Si hay una virtud importante, aunque todas lo son, es la misericordia. Por eso el Señor nos puede “mandar” perdonar e incluso amar a los enemigos. Por supuesto el amor no se puede fingir, eso sería una farsa y nos llevaría al cinismo. Pero el hombre y la mujer que no aman se deshumanizan. Cuando ahora se habla del amor como exclusivamente de un sentimiento se está desvirtuando el amor y, por lo tanto, la capacidad del hombre de realizarse en plenitud. El Señor nos viene a decir que el hombre para ser hombre tiene que amar, y el amor es incompatible con el odio y los resentimientos. Por eso el amor pleno ama incluso a los que se consideran nuestros enemigos, como el amor de Cristo en la cruz.

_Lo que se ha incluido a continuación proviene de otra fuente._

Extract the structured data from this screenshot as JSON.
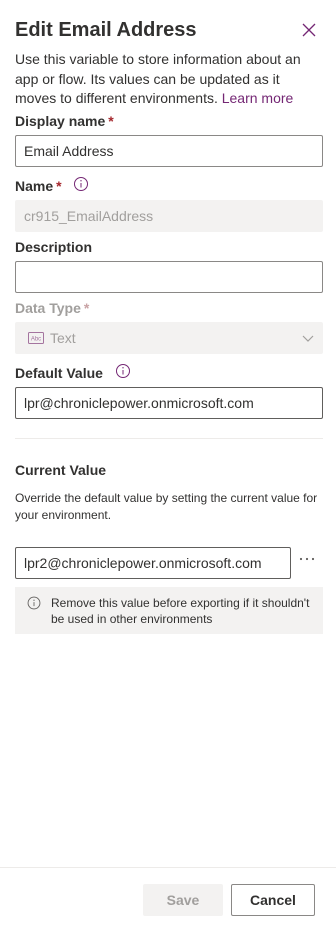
{
  "header": {
    "title": "Edit Email Address",
    "close_icon": "close-icon"
  },
  "intro": {
    "text": "Use this variable to store information about an app or flow. Its values can be updated as it moves to different environments.",
    "link": "Learn more"
  },
  "fields": {
    "display_name": {
      "label": "Display name",
      "required": "*",
      "value": "Email Address"
    },
    "name": {
      "label": "Name",
      "required": "*",
      "value": "cr915_EmailAddress"
    },
    "description": {
      "label": "Description",
      "value": ""
    },
    "data_type": {
      "label": "Data Type",
      "required": "*",
      "value": "Text"
    },
    "default_value": {
      "label": "Default Value",
      "value": "lpr@chroniclepower.onmicrosoft.com"
    }
  },
  "current_value": {
    "title": "Current Value",
    "help": "Override the default value by setting the current value for your environment.",
    "value": "lpr2@chroniclepower.onmicrosoft.com",
    "more_icon": "ellipsis-icon",
    "message": "Remove this value before exporting if it shouldn't be used in other environments"
  },
  "footer": {
    "save": "Save",
    "cancel": "Cancel"
  },
  "colors": {
    "link": "#742774",
    "required": "#a4262c",
    "disabled_bg": "#f3f2f1"
  }
}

Pero si el amor es un deber de la persona, también es un derecho. Nadie puede imponerme el amar o perdonar a otro, ni puede ofrecer mi perdón si no lo doy yo. El amor y el perdón son gratuitos y, como las muestras de colonia, no pueden ser “vendidas” por otro en mi nombre. Por lo tanto cada uno tenemos el derecho de que nos dejen perdonar. Esa frase que tanto usan los padres con los hijos “bueno, bueno, aquí no ha pasado nada” está bien para usarla con niños. Pero lo cierto es que sí ha pasado y mi perdón tiene que asumir ese acto y cubrirlo con la misericordia. Cuanto más grande es la ofensa más cuesta perdonar, pero a la vez es un acto que demuestra nuestra grandeza de espíritu y la sintonía de nuestro corazón con el querer de Dios. Por lo tanto si me privan de mi derecho a perdonar me están privando de un derecho de mi humanidad y, para los creyentes, de poner en práctica, con mis obras, mi fe.

Hoy creo que me ha salido esto un poco complicado, será porque mañana me voy de ejercicios espirituales y ya estoy más allá que acá. Me voy al Vía Crucis a acompañar a nuestra Madre la Virgen en el camino de la cruz del Señor y seguro que con menos palabras me lo deja más claro.